Over the past 4 years, millions of Ukrainians have fled there because of the war — many of whom had businesses and money in Ukraine and are integrating seamlessly into the Polish economy. Almost the entire Ukrainian IT sector that used to operate on an outsourcing basis is now there. Before the war, Ukrainians were mainly a source of cheap labor there, while Poles were doing the same work in other European countries.
And since Ukraine is a bargaining chip in the current war, it is in the interest of all its neighbors for Poland to become strong, so that the Russians don’t cross the border.
"What are you going to do" was a phrase you could hear in Poland as well in 90ties and early 2000th. What differentiated PL w/ UA in my opinion is 2 things:
1. Lack of oligarchy - which in fact was not obvious outcome and little bit of luck on our part and little bit of cultural zeitgeist of 90ties and 00ths.

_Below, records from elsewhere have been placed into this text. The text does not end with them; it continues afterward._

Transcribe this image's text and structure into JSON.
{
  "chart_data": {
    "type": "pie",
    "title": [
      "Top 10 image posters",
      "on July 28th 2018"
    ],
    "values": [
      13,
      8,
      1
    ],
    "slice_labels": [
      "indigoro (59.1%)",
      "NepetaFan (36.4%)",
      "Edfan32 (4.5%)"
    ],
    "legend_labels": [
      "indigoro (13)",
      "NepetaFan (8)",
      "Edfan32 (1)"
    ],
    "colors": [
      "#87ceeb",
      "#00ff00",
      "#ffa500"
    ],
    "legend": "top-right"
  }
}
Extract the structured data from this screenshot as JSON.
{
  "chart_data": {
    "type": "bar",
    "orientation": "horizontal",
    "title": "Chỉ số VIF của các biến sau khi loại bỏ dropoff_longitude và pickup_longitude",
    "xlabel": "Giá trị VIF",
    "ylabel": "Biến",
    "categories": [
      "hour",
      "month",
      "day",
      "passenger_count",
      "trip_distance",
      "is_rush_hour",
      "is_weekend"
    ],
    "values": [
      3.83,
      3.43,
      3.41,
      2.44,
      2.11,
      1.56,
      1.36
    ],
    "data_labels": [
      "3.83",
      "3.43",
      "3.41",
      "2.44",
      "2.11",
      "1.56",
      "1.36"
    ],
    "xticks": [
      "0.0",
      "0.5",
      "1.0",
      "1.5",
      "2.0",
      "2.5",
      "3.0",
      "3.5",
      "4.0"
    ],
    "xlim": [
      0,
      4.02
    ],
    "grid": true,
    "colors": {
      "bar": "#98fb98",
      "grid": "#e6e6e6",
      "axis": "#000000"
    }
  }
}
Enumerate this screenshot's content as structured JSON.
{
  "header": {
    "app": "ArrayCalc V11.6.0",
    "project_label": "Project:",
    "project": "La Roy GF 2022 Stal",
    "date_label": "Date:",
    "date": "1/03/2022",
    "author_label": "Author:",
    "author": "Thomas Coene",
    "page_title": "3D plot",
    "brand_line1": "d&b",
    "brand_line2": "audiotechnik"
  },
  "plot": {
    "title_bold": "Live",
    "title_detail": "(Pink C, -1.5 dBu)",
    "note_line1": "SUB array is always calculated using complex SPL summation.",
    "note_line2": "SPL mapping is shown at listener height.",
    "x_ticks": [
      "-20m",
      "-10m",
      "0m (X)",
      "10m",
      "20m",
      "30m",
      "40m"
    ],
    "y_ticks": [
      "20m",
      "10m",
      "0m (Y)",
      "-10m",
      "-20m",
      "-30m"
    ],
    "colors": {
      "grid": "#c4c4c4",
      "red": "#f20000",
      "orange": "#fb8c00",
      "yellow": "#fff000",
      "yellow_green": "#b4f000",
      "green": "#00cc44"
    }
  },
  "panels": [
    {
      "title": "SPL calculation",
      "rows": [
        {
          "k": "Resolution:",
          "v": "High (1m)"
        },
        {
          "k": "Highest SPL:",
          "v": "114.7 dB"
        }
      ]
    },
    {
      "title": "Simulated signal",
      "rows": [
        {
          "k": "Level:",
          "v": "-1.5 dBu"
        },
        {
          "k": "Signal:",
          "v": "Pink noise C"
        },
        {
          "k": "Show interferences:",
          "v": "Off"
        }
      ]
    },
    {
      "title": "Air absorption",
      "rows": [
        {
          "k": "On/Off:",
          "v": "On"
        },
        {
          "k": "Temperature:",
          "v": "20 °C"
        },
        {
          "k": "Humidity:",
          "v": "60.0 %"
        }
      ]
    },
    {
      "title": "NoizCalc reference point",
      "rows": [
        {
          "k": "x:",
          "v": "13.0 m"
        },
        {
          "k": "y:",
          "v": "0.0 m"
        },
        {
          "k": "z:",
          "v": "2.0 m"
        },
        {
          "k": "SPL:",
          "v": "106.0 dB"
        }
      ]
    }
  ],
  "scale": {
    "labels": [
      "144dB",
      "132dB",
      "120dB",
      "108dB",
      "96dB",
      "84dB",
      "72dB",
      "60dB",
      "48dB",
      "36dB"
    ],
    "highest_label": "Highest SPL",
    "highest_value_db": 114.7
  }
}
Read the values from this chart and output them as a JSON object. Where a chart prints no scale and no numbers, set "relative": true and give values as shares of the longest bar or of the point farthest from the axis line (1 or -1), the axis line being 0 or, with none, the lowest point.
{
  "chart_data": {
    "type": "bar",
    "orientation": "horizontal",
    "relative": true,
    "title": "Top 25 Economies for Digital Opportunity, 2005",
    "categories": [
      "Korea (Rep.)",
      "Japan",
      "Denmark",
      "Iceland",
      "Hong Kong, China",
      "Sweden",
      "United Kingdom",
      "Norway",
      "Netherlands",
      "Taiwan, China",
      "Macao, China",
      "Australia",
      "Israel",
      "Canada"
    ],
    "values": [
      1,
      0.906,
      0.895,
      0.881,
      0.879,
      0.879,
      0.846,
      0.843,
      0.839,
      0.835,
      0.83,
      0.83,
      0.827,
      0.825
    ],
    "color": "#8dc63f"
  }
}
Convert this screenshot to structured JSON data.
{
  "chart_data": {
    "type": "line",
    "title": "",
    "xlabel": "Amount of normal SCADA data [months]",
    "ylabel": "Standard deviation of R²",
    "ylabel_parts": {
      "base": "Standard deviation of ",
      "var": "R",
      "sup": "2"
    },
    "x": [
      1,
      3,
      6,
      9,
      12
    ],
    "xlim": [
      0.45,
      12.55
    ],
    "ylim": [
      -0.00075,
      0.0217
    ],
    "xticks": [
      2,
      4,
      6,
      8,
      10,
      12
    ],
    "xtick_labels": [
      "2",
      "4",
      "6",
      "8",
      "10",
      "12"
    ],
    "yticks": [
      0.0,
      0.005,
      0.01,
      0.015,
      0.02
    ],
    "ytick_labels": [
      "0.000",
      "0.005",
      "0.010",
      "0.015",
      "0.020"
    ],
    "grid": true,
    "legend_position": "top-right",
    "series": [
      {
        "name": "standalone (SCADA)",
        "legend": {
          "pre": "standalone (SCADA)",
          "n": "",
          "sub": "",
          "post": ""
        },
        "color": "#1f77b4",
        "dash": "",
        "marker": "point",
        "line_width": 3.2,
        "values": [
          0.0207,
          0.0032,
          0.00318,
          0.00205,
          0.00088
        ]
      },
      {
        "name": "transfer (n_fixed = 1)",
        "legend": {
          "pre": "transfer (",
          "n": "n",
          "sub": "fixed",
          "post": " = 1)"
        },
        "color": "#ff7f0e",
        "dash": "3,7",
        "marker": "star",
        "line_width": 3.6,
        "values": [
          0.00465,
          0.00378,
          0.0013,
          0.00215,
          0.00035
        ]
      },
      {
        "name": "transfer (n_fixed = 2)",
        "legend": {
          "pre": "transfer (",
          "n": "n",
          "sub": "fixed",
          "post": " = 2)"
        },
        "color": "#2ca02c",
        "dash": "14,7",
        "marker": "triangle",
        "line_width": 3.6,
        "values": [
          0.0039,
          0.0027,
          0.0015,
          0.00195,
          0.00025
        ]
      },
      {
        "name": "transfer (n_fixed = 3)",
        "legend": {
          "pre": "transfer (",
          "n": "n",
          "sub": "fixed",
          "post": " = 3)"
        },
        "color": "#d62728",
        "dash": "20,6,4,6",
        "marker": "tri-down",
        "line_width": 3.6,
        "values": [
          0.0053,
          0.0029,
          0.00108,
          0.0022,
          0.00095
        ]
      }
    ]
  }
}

2. No east-west dithering - PL knew right away to which economic and cultural sphere wanted to belong
Not much I think. I had long discussions about it with my Ukrainian friends: we came to the conclusion that it was mostly the fact that Ukraine was part of the USSR (much harder crackdowns on opposition, actually including the church) - and that also built stronger ties with Russia. A lot of people forget that USSR really was a multicultural empire: you had families where in the 90s siblings abruptly woke up in different countries: Russia, Belarus, Ukraine.
Post-2022 some of those families stopped talking to each other, the propaganda is stronger than the family ties. Before the situation got clarified by falling bombs, the east/west choice was much harder.
> Post-2022 some of those families stopped talking to each other, the propaganda is stronger than the family ties.
I don't think it's a matter of propaganda. We're talking about totalitarian dictatorships on both sides of the barricades, where such communication with relatives on the other side have very real risks of decades in prison or even death.
Lack of oligarchy is starting to look like an absolutely critical ingredient, and it's lucky that Poland escaped from the PiS trying to turn it into an oligarchy.